Caplan, who served as general counsel to the D.C. police department in the late 1960s and in 1971-72, described his article as mostly an academic or intellectual exercise and said that despite a call by Meese for repeal of Miranda, there is no active movement to support the attorney general's quest.
Caplan argues that Miranda changed the basic nature of police interrogation from being "fundamentally a moral process" to something of a sporting proposition or "game theory in which the state and the accused are seen as having equal moral worth."
Caplan argues that Miranda also shifted the public perception of criminals from that of a "species apart" to "members of the community who had gone astray."
Charles Morgan Jr., for two decades a civil rights lawyer in the South who is now in private practice here, says that the shift in perception was needed.
"The importance of Miranda was that it was symbolic in the sense that it said to the nation and the world and there is a check and a rein on the police . . . , " he said. "It was also the first time that the government was seen as a lawbreaker, and the court set specific rules for the government to follow.
"Though the government had probably been a lawbreaker before . . . it was the first time that 'the system' had said it was supposed to be hard for prosecuting attorneys to get convictions."
Yale Kamisar, a University of Michigan law professor who is considered the leading constitutional authority on the Miranda decision, pointed out that law enforcement officials had sought guidelines from the Supreme Court after its 1964 Escobedo v. Illinois decision. In that case, on a 5-to-4 vote, the court threw out the confession of a man who repeatedly asked to consult with counsel during questioning but was denied access to his lawyer.
Until the Escobedo and Miranda cases, the rule for determining whether a confession had been given voluntarily was based on the "totality of the circumstances," an approach that Kamisar said was completely unworkable because "every factor was relevant and none was decisive."
Alluding to a recent opinion by Justice Sandra Day O'Connor in a case that slightly modified Miranda, Kamisar agreed that over the last 20 years "Miranda has struck the balance between doing everything possible to keep a guy from confessing to letting him know that he doesn't have to."
Prominent local defense lawyer Plato Cacheris said he doesn't believe that warning suspects of their rights has had a major impact on the number of people who talk to police or on police conviction rates.
"Despite warnings, people continue to talk," he said. "And just because every suspect doesn't talk to police, it doesn't prohibit successful prosecutions."
G. Allen Dale, who works as a court-appointed attorney in many cases, said he believes most egregious instances of prolonged police questioning have been eliminated because of Miranda. Today his clients -- after asking for counsel -- are more likely to face subtle persuasion from police.
The police "say things like, 'We can make it easy on you if you talk now,' " Dale said. "Most people don't know that cops can't cut a deal."

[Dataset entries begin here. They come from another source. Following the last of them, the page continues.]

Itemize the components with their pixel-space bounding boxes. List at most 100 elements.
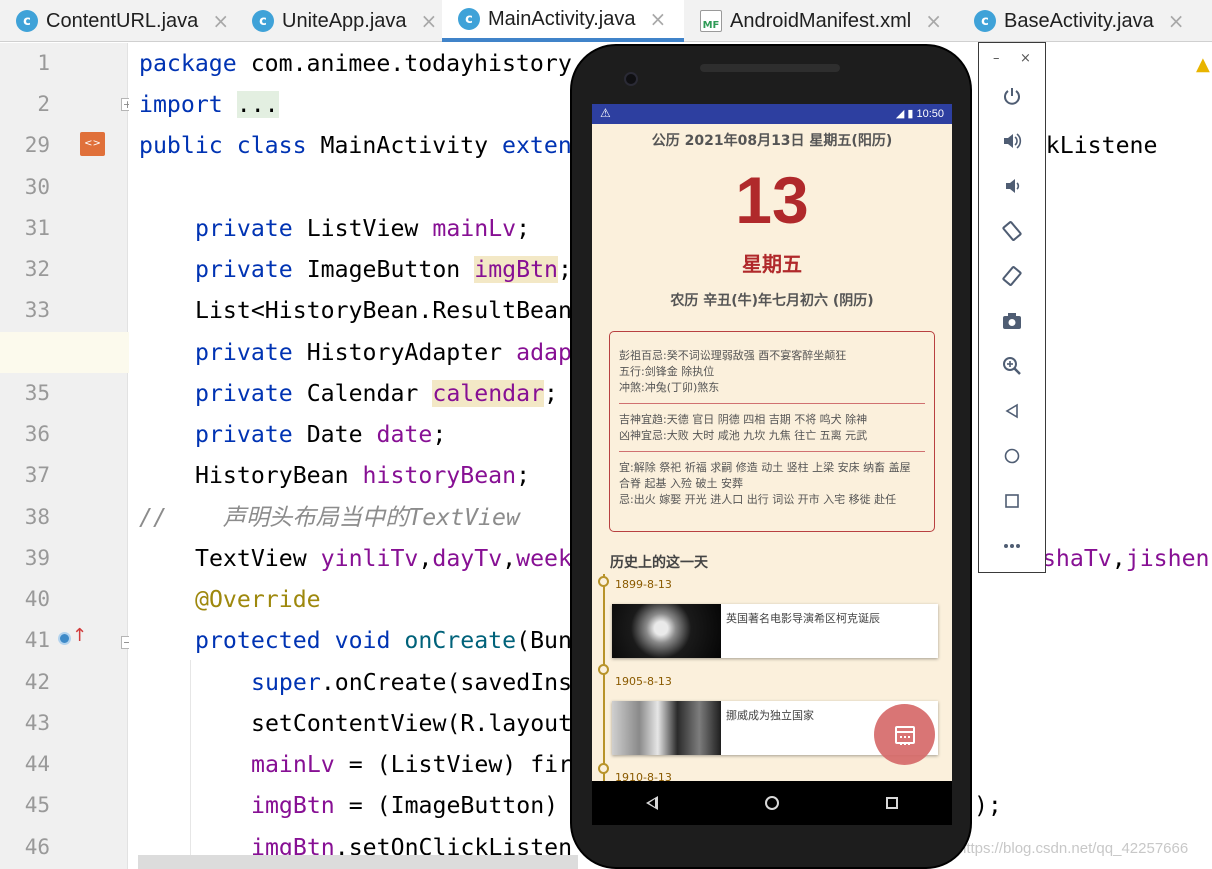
almanac-wuxing: 五行:剑锋金 除执位 — [619, 365, 715, 378]
comma: , — [418, 545, 433, 572]
tab-androidmanifest[interactable]: MF AndroidManifest.xml × — [684, 0, 958, 42]
type-name: TextView — [195, 545, 307, 572]
code-line-42[interactable]: super.onCreate(savedIns — [251, 662, 572, 703]
zoom-icon[interactable] — [1001, 355, 1023, 377]
warning-icon[interactable]: ▲ — [1196, 54, 1210, 75]
field-name: historyBean — [362, 462, 517, 489]
more-icon[interactable] — [1001, 535, 1023, 557]
code-line-39[interactable]: TextView yinliTv,dayTv,week — [195, 538, 572, 579]
comma: , — [502, 545, 517, 572]
keyword: private — [195, 380, 293, 407]
field-name: mainLv — [251, 751, 335, 778]
code-line-37[interactable]: HistoryBean historyBean; — [195, 455, 530, 496]
keyword: private — [195, 421, 293, 448]
java-class-icon: c — [16, 10, 38, 32]
timeline-dot — [598, 763, 609, 774]
calendar-icon — [894, 725, 915, 745]
line-number: 29 — [24, 133, 50, 157]
tab-label: AndroidManifest.xml — [730, 9, 912, 32]
type-name: ImageButton — [306, 256, 461, 283]
code-line-31[interactable]: private ListView mainLv; — [195, 208, 530, 249]
editor-gutter: 1 2 29 30 31 32 33 34 35 36 37 38 39 40 … — [0, 43, 134, 869]
code-line-2[interactable]: import ... — [139, 84, 279, 125]
back-icon[interactable] — [1001, 400, 1023, 422]
horizontal-scrollbar[interactable] — [138, 855, 578, 869]
device-screen[interactable]: ⚠ ◢ ▮ 10:50 公历 2021年08月13日 星期五(阳历) 13 星期… — [592, 104, 952, 781]
code-line-1[interactable]: package com.animee.todayhistory — [139, 43, 572, 84]
warning-icon: ⚠ — [600, 106, 611, 120]
code-line-35[interactable]: private Calendar calendar; — [195, 373, 558, 414]
recents-icon[interactable] — [886, 797, 899, 809]
code-line-36[interactable]: private Date date; — [195, 414, 446, 455]
tab-mainactivity[interactable]: c MainActivity.java × — [442, 0, 684, 42]
back-icon[interactable] — [645, 796, 658, 810]
code-line-38[interactable]: // 声明头布局当中的TextView — [139, 497, 520, 538]
code-line-39-tail[interactable]: yshaTv,jishen — [1028, 538, 1210, 579]
layout-file-icon[interactable]: <> — [80, 132, 105, 156]
line-number: 35 — [24, 381, 50, 405]
semicolon: ; — [544, 380, 559, 407]
minimize-icon[interactable]: – — [993, 51, 1000, 66]
keyword: package — [139, 50, 237, 77]
code-line-44[interactable]: mainLv = (ListView) fir — [251, 744, 572, 785]
code-line-43[interactable]: setContentView(R.layout — [251, 703, 572, 744]
almanac-pengzu: 彭祖百忌:癸不词讼理弱敌强 酉不宴客醉坐颠狂 — [619, 349, 847, 362]
gregorian-date: 公历 2021年08月13日 星期五(阳历) — [651, 133, 893, 149]
code-line-45[interactable]: imgBtn = (ImageButton) — [251, 785, 558, 826]
close-tab-icon[interactable]: × — [925, 9, 942, 33]
code-line-32[interactable]: private ImageButton imgBtn; — [195, 249, 572, 290]
line-number: 36 — [24, 422, 50, 446]
tab-uniteapp[interactable]: c UniteApp.java × — [236, 0, 442, 42]
almanac-jishen: 吉神宜趋:天德 官日 阴德 四相 吉期 不将 鸣犬 除神 — [619, 413, 868, 426]
code-line-41[interactable]: protected void onCreate(Bun — [195, 620, 572, 661]
almanac-box: 彭祖百忌:癸不词讼理弱敌强 酉不宴客醉坐颠狂 五行:剑锋金 除执位 冲煞:冲兔(… — [609, 331, 935, 532]
tab-baseactivity[interactable]: c BaseActivity.java × — [958, 0, 1212, 42]
line-number: 46 — [24, 835, 50, 859]
volume-up-icon[interactable] — [1001, 130, 1023, 152]
method-name: onCreate — [404, 627, 517, 654]
close-tab-icon[interactable]: × — [212, 9, 229, 33]
type-name: Date — [306, 421, 363, 448]
close-tab-icon[interactable]: × — [1168, 9, 1185, 33]
home-icon[interactable] — [1001, 445, 1023, 467]
indent-guide — [190, 660, 191, 869]
day-number: 13 — [735, 163, 809, 237]
line-number: 43 — [24, 711, 50, 735]
code-line-29[interactable]: public class MainActivity exten — [139, 125, 572, 166]
java-class-icon: c — [974, 10, 996, 32]
code-text: (Bun — [516, 627, 572, 654]
calendar-fab-button[interactable] — [874, 704, 935, 765]
event-date: 1899-8-13 — [615, 578, 672, 591]
keyword: private — [195, 256, 293, 283]
status-right: ◢ ▮ 10:50 — [896, 107, 944, 120]
code-line-34[interactable]: private HistoryAdapter adap — [195, 332, 572, 373]
history-event-card[interactable]: 英国著名电影导演希区柯克诞辰 — [612, 604, 938, 658]
close-tab-icon[interactable]: × — [421, 9, 438, 33]
rotate-left-icon[interactable] — [1001, 220, 1023, 242]
keyword: import — [139, 91, 223, 118]
override-marker-icon[interactable] — [58, 632, 71, 645]
line-number: 42 — [24, 670, 50, 694]
tab-contenturl[interactable]: c ContentURL.java × — [0, 0, 236, 42]
close-tab-icon[interactable]: × — [649, 7, 666, 31]
close-icon[interactable]: × — [1020, 51, 1031, 66]
keyword: private — [195, 339, 293, 366]
code-line-33[interactable]: List<HistoryBean.ResultBean — [195, 290, 572, 331]
watermark: https://blog.csdn.net/qq_42257666 — [958, 840, 1189, 857]
line-number: 33 — [24, 298, 50, 322]
status-bar: ⚠ ◢ ▮ 10:50 — [592, 104, 952, 124]
folded-imports[interactable]: ... — [236, 91, 279, 118]
overview-icon[interactable] — [1001, 490, 1023, 512]
screenshot-camera-icon[interactable] — [1001, 310, 1023, 332]
code-line-40[interactable]: @Override — [195, 579, 321, 620]
home-icon[interactable] — [764, 796, 779, 810]
keyword: exten — [502, 132, 572, 159]
volume-down-icon[interactable] — [1001, 175, 1023, 197]
line-number: 30 — [24, 175, 50, 199]
power-icon[interactable] — [1001, 85, 1023, 107]
timeline-line — [603, 574, 605, 781]
field-name: mainLv — [432, 215, 517, 242]
history-section-title: 历史上的这一天 — [610, 555, 708, 571]
almanac-yi: 宜:解除 祭祀 祈福 求嗣 修造 动土 竖柱 上梁 安床 纳畜 盖屋 合脊 起基… — [619, 461, 911, 490]
rotate-right-icon[interactable] — [1001, 265, 1023, 287]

The lag between the time a suspect asks to see a lawyer and the time he is able to consult with a lawyer also encourages some suspects to talk. "Even the richer clients aren't going to be able to get a lawyer out in the middle of the night," Dale said. "Sitting in jail, waiting to go to court, and not being able to see a lawyer for hours, many people decide to talk."
In a recent case, Dale said, between the time a suspect was arrested and when he was able to consult with him 10 hours later, the man had confessed to four bank robberies.

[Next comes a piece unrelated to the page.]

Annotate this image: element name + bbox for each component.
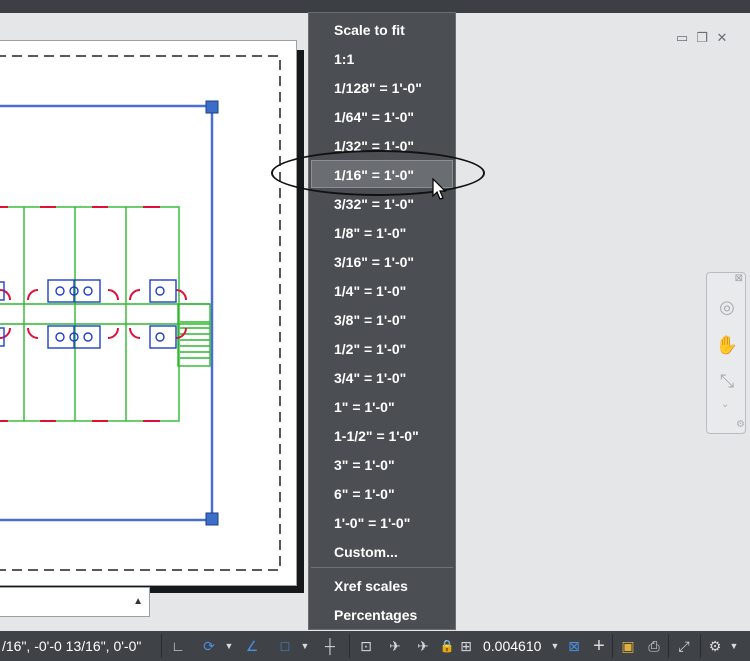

Defense lawyer Fred Joseph, who represents nurse Jane Bolding -- who was questioned in March 1985 for about 24 hours concerning the death of a 70-year-old woman at Prince George's General Hospital -- believes that the instances of illegal questioning by police are increasing.
He said, "With Attorney General Meese advocating the reversal of Miranda, that permeates down to the cop on the beat, who thinks that he is merely carrying out that which my president and my attorney general want me to do."